Columna publicada el jueves 7 de octubre de 2021 por El Líbero.

Toda cultura se sustenta sobre un puñado de límites, una serie de prohibiciones que configuran el primer criterio de orientación. Los muertos son uno de ellos. Solo personas sin escrúpulos osarían profanar la tumba de un adversario. Y sin embargo allí yacen vandalizadas las tumbas de Jaime Guzmán, Víctor Jara y Carmen Errázuriz, madre del primero. Los límites nos sitúan, vuelven predecibles nuestras interacciones, sobre todo en tiempos de caos político y moral.

Octubre de 2019 se inició como una revolución contra algunos de esos límites. Recordemos. La imagen de una joven en uniforme escolar, subida sobre un torniquete de metro, aleonando a sus compañeros, tiene mucha más relevancia de la que pareciera en una primera mirada. Saltarse el torniquete, ese violento dejar de pagar, terminó de derribar la barrera entre adentro y afuera, lo permitido y prohibido, arriba o abajo. La imagen condensa el proceso de erosión de todos los límites, que hacía tiempo eran cuestionados. Al caer esa barrera invisible, caen simbólicamente pautas de referencia para la vida social, cumpliendo de modo eficaz con la misma premisa rayada en las calles parisinas en mayo del 68: prohibido prohibir. Es cierto que para nosotros, los modernos, la transgresión tiene cierto atractivo. Los límites parecen ser solo resabios de una cultura atávica, retrasada, cuyas ataduras sociales y naturales deben ir cayendo, una a una, para configurar un horizonte emancipatorio en el que seamos realmente libres.

Pero la situación es más compleja que eso. La disolución del límite se transfiere a otros dominios y explica, en parte, la conducta errática de nuestros representantes. En la cancha política, los límites surgen como un remedio frente a la voluntad desnuda, contra la arbitrariedad del poder, fantasma siempre presente. Da igual si es la tiranía de uno o de muchos: el poder en sí constituye una tentación difícil de manejar para nuestra imperfecta naturaleza humana. La adolescente actitud del Congreso, expresada en la aprobación sucesiva de los retiros de fondos previsionales, sin atender a ninguna de las múltiples razones que lo desaconsejan, es una manifestación de esto.

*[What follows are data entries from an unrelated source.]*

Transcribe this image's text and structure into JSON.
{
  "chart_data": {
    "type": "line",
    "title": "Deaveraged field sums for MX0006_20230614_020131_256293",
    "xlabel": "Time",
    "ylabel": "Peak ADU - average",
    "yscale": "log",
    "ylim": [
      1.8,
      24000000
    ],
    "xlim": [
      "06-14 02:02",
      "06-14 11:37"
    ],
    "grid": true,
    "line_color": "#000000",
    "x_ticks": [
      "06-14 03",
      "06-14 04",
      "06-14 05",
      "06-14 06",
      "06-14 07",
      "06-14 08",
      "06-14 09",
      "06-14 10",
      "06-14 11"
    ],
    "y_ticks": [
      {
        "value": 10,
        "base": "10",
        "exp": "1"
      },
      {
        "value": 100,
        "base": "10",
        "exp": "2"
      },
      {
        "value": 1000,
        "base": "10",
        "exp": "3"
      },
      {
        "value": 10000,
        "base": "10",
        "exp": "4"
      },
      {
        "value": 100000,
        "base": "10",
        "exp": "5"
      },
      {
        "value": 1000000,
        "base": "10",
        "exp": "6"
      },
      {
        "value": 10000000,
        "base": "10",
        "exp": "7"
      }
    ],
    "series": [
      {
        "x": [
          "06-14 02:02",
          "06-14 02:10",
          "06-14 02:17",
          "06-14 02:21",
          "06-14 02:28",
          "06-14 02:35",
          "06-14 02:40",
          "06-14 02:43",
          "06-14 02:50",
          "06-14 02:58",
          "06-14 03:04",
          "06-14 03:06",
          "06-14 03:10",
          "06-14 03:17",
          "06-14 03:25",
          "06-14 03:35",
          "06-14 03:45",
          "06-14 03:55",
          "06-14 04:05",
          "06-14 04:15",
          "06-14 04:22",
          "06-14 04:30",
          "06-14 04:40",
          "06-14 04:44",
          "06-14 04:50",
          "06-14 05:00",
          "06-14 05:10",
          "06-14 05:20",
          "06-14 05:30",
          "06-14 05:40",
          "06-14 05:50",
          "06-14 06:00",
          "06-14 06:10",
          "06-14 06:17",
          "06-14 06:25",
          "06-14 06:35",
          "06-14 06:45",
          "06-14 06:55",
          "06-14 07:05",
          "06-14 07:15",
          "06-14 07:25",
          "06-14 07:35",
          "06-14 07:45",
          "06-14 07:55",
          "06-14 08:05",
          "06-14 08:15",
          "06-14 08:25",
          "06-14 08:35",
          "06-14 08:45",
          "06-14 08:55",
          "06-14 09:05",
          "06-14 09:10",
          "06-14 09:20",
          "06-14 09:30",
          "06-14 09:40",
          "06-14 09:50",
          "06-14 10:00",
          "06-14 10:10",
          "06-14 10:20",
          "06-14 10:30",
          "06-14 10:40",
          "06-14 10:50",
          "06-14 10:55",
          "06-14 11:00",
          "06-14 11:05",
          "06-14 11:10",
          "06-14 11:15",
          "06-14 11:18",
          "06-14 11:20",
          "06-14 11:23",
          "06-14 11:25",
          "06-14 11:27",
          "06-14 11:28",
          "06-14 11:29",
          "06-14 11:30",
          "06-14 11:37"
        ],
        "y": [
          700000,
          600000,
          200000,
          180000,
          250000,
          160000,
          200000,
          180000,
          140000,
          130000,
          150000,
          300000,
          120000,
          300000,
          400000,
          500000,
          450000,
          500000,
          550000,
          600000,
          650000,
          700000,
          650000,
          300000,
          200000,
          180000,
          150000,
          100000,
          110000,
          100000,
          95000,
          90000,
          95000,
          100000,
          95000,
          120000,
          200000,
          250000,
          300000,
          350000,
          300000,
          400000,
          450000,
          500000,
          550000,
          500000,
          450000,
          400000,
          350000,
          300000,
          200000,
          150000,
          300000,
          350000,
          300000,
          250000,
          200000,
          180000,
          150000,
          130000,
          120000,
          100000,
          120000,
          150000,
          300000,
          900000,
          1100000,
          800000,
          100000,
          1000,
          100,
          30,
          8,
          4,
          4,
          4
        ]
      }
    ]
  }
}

Carente de modulaciones, esa voluntad desnuda también contagia la discusión respecto de la reforma al sistema de pensiones, donde más allá de una discusión pobretona sobre la propiedad de los fondos, priman voluntarismos de eslogan débil, tipo “querer es poder”. Y, como sabemos, las pensiones no se pagan con voluntades, por puras y bondadosas que ellas sean. Lo mismo con la Convención: pese a la claridad del texto que la creó, la discusión sobre si someterse o no a los dos tercios se mantuvo vigente hasta el último momento. Incluso allí, se creó un subterfugio latente: el de los plebiscitos dirimentes, que amaga con poner un manto de sombras sobre el proceso y sus reglas.

Cierto es que muchas de las normas que antes teníamos perdieron sentido poco a poco, que quienes podían resignificar las vigentes, adaptar mecanismos o crear unos nuevos no lo hicieron. Es una crítica justa hacia los 30 años. Sin embargo, los errores de quienes tenían a su cargo la conducción del orden político no son causa suficiente para dejar de lado el problema. Esta será la labor más relevante de la nueva Constitución. Crear límites que se opongan a la tendencia lenta pero insoslayable de disolución, que hoy nos tiene girando en banda. Un proceso que, de no ser abordado a tiempo, seguirá hasta que no quede piedra sobre piedra.